Defendants oppose the 2018 motion for contempt. (source) Judge Bryant denies plaintiffs’ motion as premature because the parties had not yet exhausted their mediation sessions with Judge Margolis; Attorney Schulman submitted the motion too early. The 2010 Agreement ordered that the plaintiffs would use contempt as a last resort following mediation regarding compliance issues. (source) The parties conduct more mediation sessions with Judge Margolis and resolve most of their disagreements. (source)

The HPD revamps its investigation procedure into internal sexual harassment allegations after a complaint by Officer Kelly Baerga goes ignored for nine months. Baerga describes a “good ol’ boys” mentality within the department that contributes to her poor treatment as well as her superiors’ lack of response. Faced with pressure from Hartford residents, the city hires a labor relations firm to speed up pending and future sexual harassment investigations. They also change the review process to include the mayor’s chief of staff. (Source) Like many police departments nationwide, the HPD tends to be most receptive to criticism when it poses a public relations problem. This pattern is evident throughout the history of Cintron, and is related to the limitations of judicially imposed reform; the antagonistic mode of litigation does not incentivize reflexivity on the part of the department, placing the onus for change on the plaintiff’s counsel and their ability to argue against the city’s robust legal team. The department learns that it only has to institute reforms when its norms are made abnormal, whether by press or by judge. The change spurred by Officer Baerga’s complaint is hardly a promise of future vigilance regarding the department’s internal culture; the story harkens back to past claims of discrimination within the force, such as those brought by the Guardians in 1970 and again in 1981. However, considering the deep stagnation within most police departments, every small step holds potential to engender a different future.

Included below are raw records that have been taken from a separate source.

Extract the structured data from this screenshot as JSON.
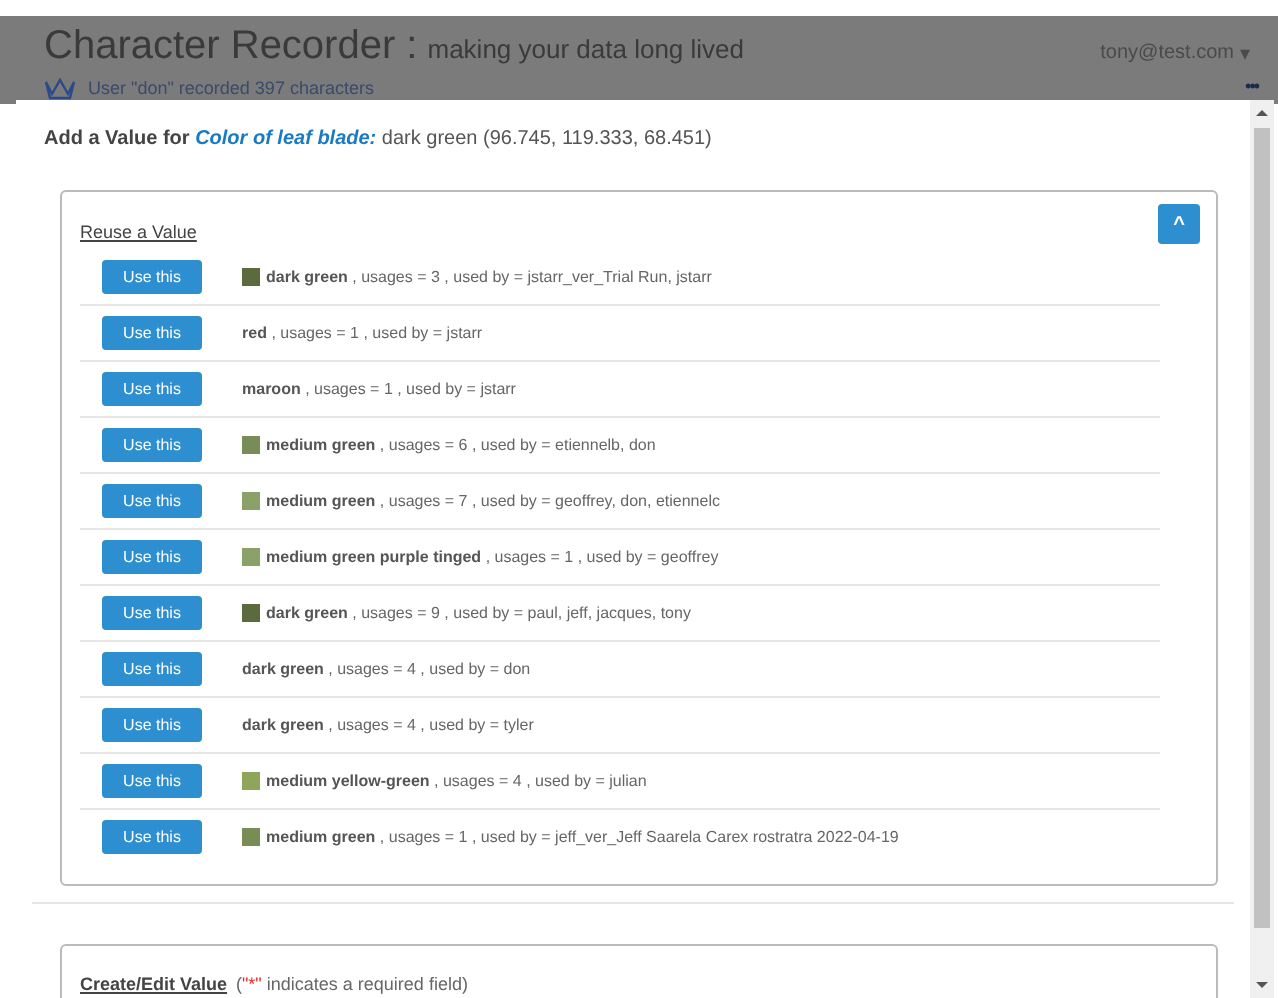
{
  "header": {
    "title": "Character Recorder :",
    "subtitle": "making your data long lived",
    "user_menu": "tony@test.com",
    "caret": "▾",
    "activity": "User \"don\" recorded 397 characters",
    "more": "•••"
  },
  "modal": {
    "heading_prefix": "Add a Value for",
    "character": "Color of leaf blade:",
    "current_value": "dark green (96.745, 119.333, 68.451)",
    "reuse": {
      "title": "Reuse a Value",
      "collapse": "^",
      "rows": [
        {
          "value": "dark green",
          "color": "#5b6b3e",
          "usages": ", usages = 3 , used by = jstarr_ver_Trial Run, jstarr",
          "button": "Use this"
        },
        {
          "value": "red",
          "usages": ", usages = 1 , used by = jstarr",
          "button": "Use this"
        },
        {
          "value": "maroon",
          "usages": ", usages = 1 , used by = jstarr",
          "button": "Use this"
        },
        {
          "value": "medium green",
          "color": "#778c57",
          "usages": ", usages = 6 , used by = etiennelb, don",
          "button": "Use this"
        },
        {
          "value": "medium green",
          "color": "#8aa26a",
          "usages": ", usages = 7 , used by = geoffrey, don, etiennelc",
          "button": "Use this"
        },
        {
          "value": "medium green purple tinged",
          "color": "#8aa26a",
          "usages": ", usages = 1 , used by = geoffrey",
          "button": "Use this"
        },
        {
          "value": "dark green",
          "color": "#5b6b3e",
          "usages": ", usages = 9 , used by = paul, jeff, jacques, tony",
          "button": "Use this"
        },
        {
          "value": "dark green",
          "usages": ", usages = 4 , used by = don",
          "button": "Use this"
        },
        {
          "value": "dark green",
          "usages": ", usages = 4 , used by = tyler",
          "button": "Use this"
        },
        {
          "value": "medium yellow-green",
          "color": "#8ea55a",
          "usages": ", usages = 4 , used by = julian",
          "button": "Use this"
        },
        {
          "value": "medium green",
          "color": "#788d55",
          "usages": ", usages = 1 , used by = jeff_ver_Jeff Saarela Carex rostratra 2022-04-19",
          "button": "Use this"
        }
      ]
    },
    "create": {
      "title": "Create/Edit Value",
      "note_open": "(",
      "note_mark": "\"*\"",
      "note_rest": " indicates a required field)"
    }
  }
}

The Hartford Courant reports on systemic problems in the state investigation process for killings committed by officers. Connecticut law requires that cases of deadly force be investigated by state police detectives, who pass their findings onto a state’s attorney to decide whether criminal charges should be filed. As the Courant reports, Hartford State’s Attorney Gail P. Hardy has failed to resolve five investigations into such deaths from 2008-2019. Hardy blames her failure on the jurisdiction’s overload of cases; she is too busy. This situation is unacceptable; several of the responsible officers are still on the street, and the families of victims received no correspondence about the incident. This degree of delay is in some sense an automatic acquittal; “The investigations … fall outside the statute of limitations for a number of criminal offenses a prosecutor could ask state police to pursue if they found the actions were unlawful.” (Source) Hardy generally rules in the officer’s favor in deadly force cases, but if she were to decide otherwise, the officer would still face fewer consequences than they would from a punctual investigation. David McGuire, the executive director of Connecticut’s ACLU, expresses outrage at Hardy’s delays, which are of course indicative of a wider culture of disregard for victims of police violence. “It’s not only justice delayed, it’s justice denied,” McGuire said. “It’s a case where prosecutors, who know criminal statute of limitations … are knowingly running the clocks out. Even if they found the force was not justified, they would have no ability to charge the officer. It’s deeply troubling and problematic on many levels.” (Source) Although Cintron has no jurisdiction over the actions of state’s attorneys such as Hardy, the issue is still very much in conversation with the intention of officer accountability built into the consent decree.